Developers have also started to become more willing to move forward with projects that don’t involve tax credits.
Mark Madderra, a principal partner at Madderra and Cazalot, said five construction projects currently underway in the metro area will add 777 market rate units to the fold without the benefit of tax credits.
“That number doesn’t factor in other projects in the CBD and in St. Tammany Parish that have been announced but have yet to begin construction,” Madderra said. “Units under construction could balloon to more than 1,200 as we get into 2014.”
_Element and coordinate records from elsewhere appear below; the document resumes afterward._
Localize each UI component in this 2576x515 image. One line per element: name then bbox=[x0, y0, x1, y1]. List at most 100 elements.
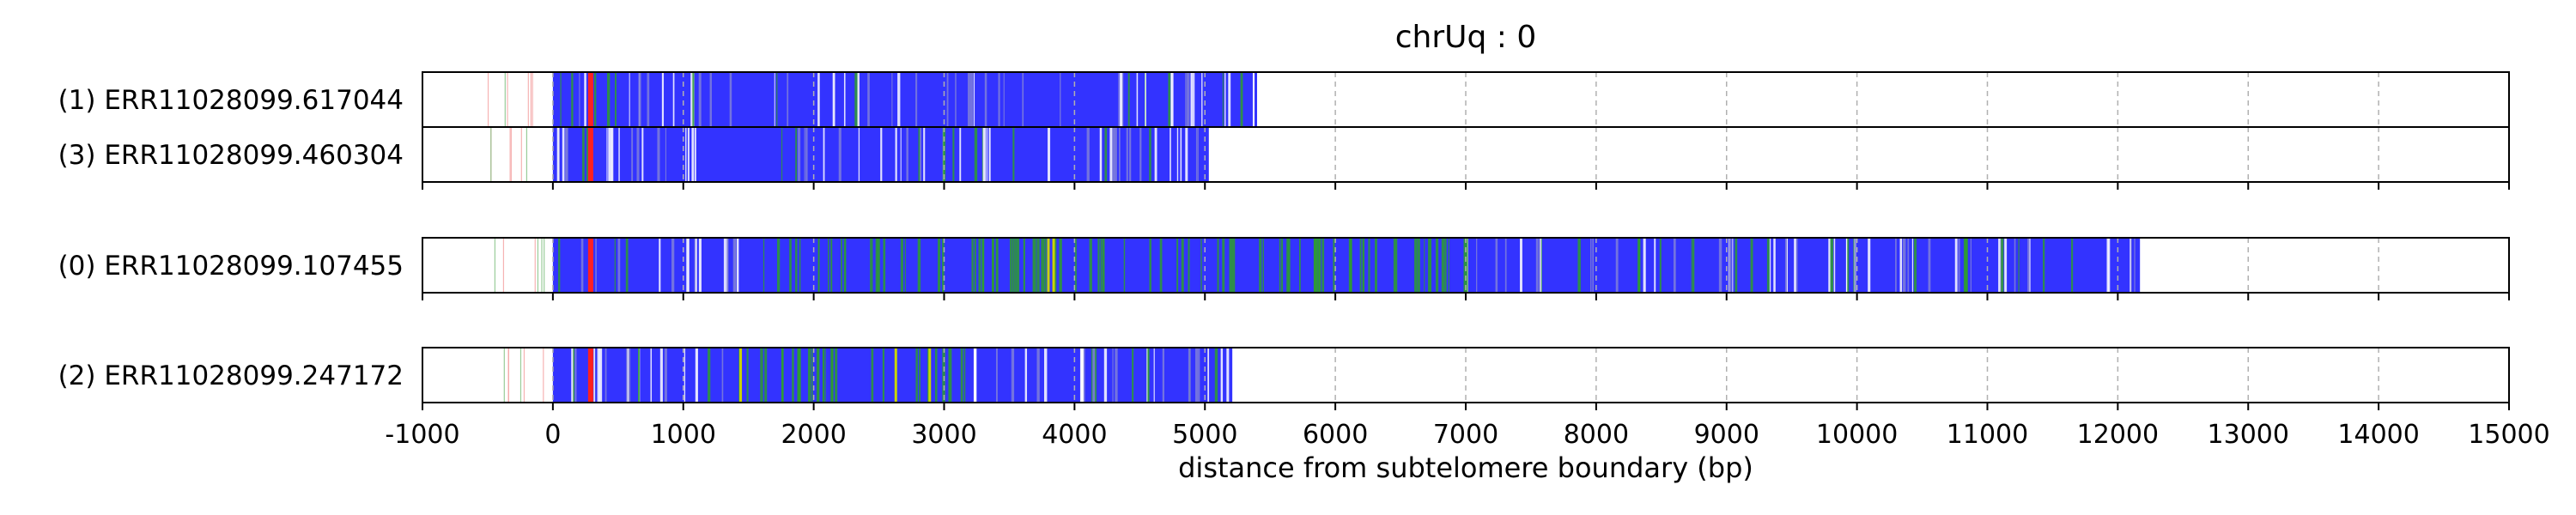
variant-stripe bbox=[1102, 238, 1105, 293]
variant-stripe bbox=[917, 238, 921, 293]
variant-stripe bbox=[1228, 72, 1231, 127]
variant-stripe bbox=[798, 127, 801, 182]
variant-stripe bbox=[1170, 72, 1173, 127]
variant-stripe bbox=[1022, 72, 1024, 127]
variant-stripe bbox=[1170, 127, 1171, 182]
variant-stripe bbox=[1217, 238, 1219, 293]
variant-stripe bbox=[1044, 238, 1047, 293]
tick-label: 15000 bbox=[2468, 420, 2549, 450]
subtel-mark bbox=[487, 72, 489, 127]
subtel-mark bbox=[503, 348, 505, 403]
variant-stripe bbox=[691, 127, 695, 182]
variant-stripe bbox=[2001, 238, 2004, 293]
read-bar bbox=[552, 348, 1233, 403]
variant-stripe bbox=[1590, 238, 1592, 293]
tick-label: 13000 bbox=[2208, 420, 2289, 450]
variant-stripe bbox=[556, 127, 560, 182]
variant-stripe bbox=[1132, 348, 1134, 403]
variant-stripe bbox=[625, 238, 629, 293]
track-panels: (1) ERR11028099.617044 (3) ERR11028099.46… bbox=[58, 71, 2510, 403]
variant-stripe bbox=[1180, 127, 1182, 182]
variant-stripe bbox=[838, 127, 841, 182]
variant-stripe bbox=[915, 348, 918, 403]
variant-stripe bbox=[631, 127, 634, 182]
tick-label: 6000 bbox=[1303, 420, 1368, 450]
variant-stripe bbox=[1043, 348, 1048, 403]
variant-stripe bbox=[1222, 72, 1224, 127]
variant-stripe bbox=[1176, 238, 1179, 293]
read-bar bbox=[552, 238, 2141, 293]
tick-label: 5000 bbox=[1172, 420, 1237, 450]
variant-stripe bbox=[1315, 238, 1319, 293]
variant-stripe bbox=[1766, 238, 1770, 293]
variant-stripe bbox=[1201, 72, 1203, 127]
variant-stripe bbox=[1015, 238, 1017, 293]
variant-stripe bbox=[629, 72, 630, 127]
variant-stripe bbox=[1637, 238, 1641, 293]
variant-stripe bbox=[764, 348, 768, 403]
variant-stripe bbox=[811, 348, 813, 403]
variant-stripe bbox=[614, 238, 616, 293]
variant-stripe bbox=[1033, 238, 1036, 293]
variant-stripe bbox=[580, 238, 584, 293]
tick-label: 8000 bbox=[1564, 420, 1629, 450]
variant-stripe bbox=[1441, 238, 1445, 293]
tick-label: 2000 bbox=[781, 420, 846, 450]
marker-red bbox=[587, 72, 593, 127]
variant-stripe bbox=[867, 72, 870, 127]
variant-stripe bbox=[781, 127, 783, 182]
variant-stripe bbox=[1417, 238, 1420, 293]
subtel-mark bbox=[526, 127, 528, 182]
variant-stripe bbox=[614, 72, 617, 127]
variant-stripe bbox=[1313, 238, 1316, 293]
variant-stripe bbox=[1197, 127, 1199, 182]
variant-stripe bbox=[1535, 238, 1539, 293]
subtel-mark bbox=[523, 348, 526, 403]
variant-stripe bbox=[2027, 238, 2030, 293]
variant-stripe bbox=[858, 127, 860, 182]
variant-stripe bbox=[960, 348, 963, 403]
variant-stripe bbox=[698, 238, 702, 293]
variant-stripe bbox=[1023, 238, 1025, 293]
variant-stripe bbox=[1318, 238, 1321, 293]
variant-stripe bbox=[799, 238, 801, 293]
tick-label: 12000 bbox=[2077, 420, 2159, 450]
variant-stripe bbox=[805, 127, 808, 182]
tick-label: 14000 bbox=[2337, 420, 2419, 450]
variant-stripe bbox=[1146, 348, 1148, 403]
variant-stripe bbox=[1154, 127, 1157, 182]
variant-stripe bbox=[992, 238, 994, 293]
variant-stripe bbox=[696, 348, 698, 403]
variant-stripe bbox=[1464, 238, 1466, 293]
variant-stripe bbox=[831, 348, 834, 403]
variant-stripe bbox=[1168, 72, 1171, 127]
variant-stripe bbox=[955, 72, 957, 127]
variant-stripe bbox=[871, 348, 874, 403]
variant-stripe bbox=[1577, 238, 1581, 293]
variant-stripe bbox=[1226, 348, 1230, 403]
variant-stripe bbox=[928, 348, 932, 403]
variant-stripe bbox=[1253, 72, 1255, 127]
variant-stripe bbox=[709, 72, 712, 127]
variant-stripe bbox=[1181, 238, 1184, 293]
variant-stripe bbox=[1013, 238, 1016, 293]
variant-stripe bbox=[1024, 348, 1028, 403]
variant-stripe bbox=[1965, 238, 1968, 293]
variant-stripe bbox=[2018, 238, 2020, 293]
variant-stripe bbox=[1139, 127, 1142, 182]
marker-red bbox=[587, 127, 593, 182]
variant-stripe bbox=[946, 72, 949, 127]
variant-stripe bbox=[1728, 238, 1732, 293]
variant-stripe bbox=[1998, 238, 2002, 293]
variant-stripe bbox=[776, 238, 781, 293]
variant-stripe bbox=[1963, 238, 1967, 293]
variant-stripe bbox=[854, 72, 858, 127]
marker-red bbox=[587, 348, 593, 403]
variant-stripe bbox=[1100, 238, 1102, 293]
variant-stripe bbox=[1012, 127, 1015, 182]
variant-stripe bbox=[1846, 238, 1850, 293]
variant-stripe bbox=[609, 127, 612, 182]
variant-stripe bbox=[875, 238, 879, 293]
variant-stripe bbox=[959, 127, 962, 182]
variant-stripe bbox=[1047, 238, 1050, 293]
Two projects are under construction in the Central Business District. The first is at 144 Elk Place, where developer Mike Wampold is converting an office tower into loft apartments, retail and parking. The second, Paramount, is in the first phase of the South Market District.
Two additional projects — The Garage at 849 Carondelet St. and redevelopment of an office tower at 225 Baronne St. — are expected to move forward in the next six months.
Madderra said once those projects get underway, there will be few options left in the CBD where a converting an existing building to apartments is feasible.
“Everything has already been claimed for redevelopment,” he said. “Some new construction is still on the horizon, but activity is going to slow.”
Outside of the CBD, the bulk of the construction activity continues to take place on the North Shore. A second phase of the Brookstone Park development in Covington will add 112 units and The Retreat at Canterbury in Slidell will add another 48 units.
Two other projects in the Covington area — Reagan Crossing and Faubourg St. John, each with 244 units — also have been announced.
“This activity is a product of an increase of office and retail growth on the North Shore,” Madderra said. “More people are working in those areas and people want to live near where they work. It isn’t affecting occupancy on the South Shore, just adding more units to the fold.”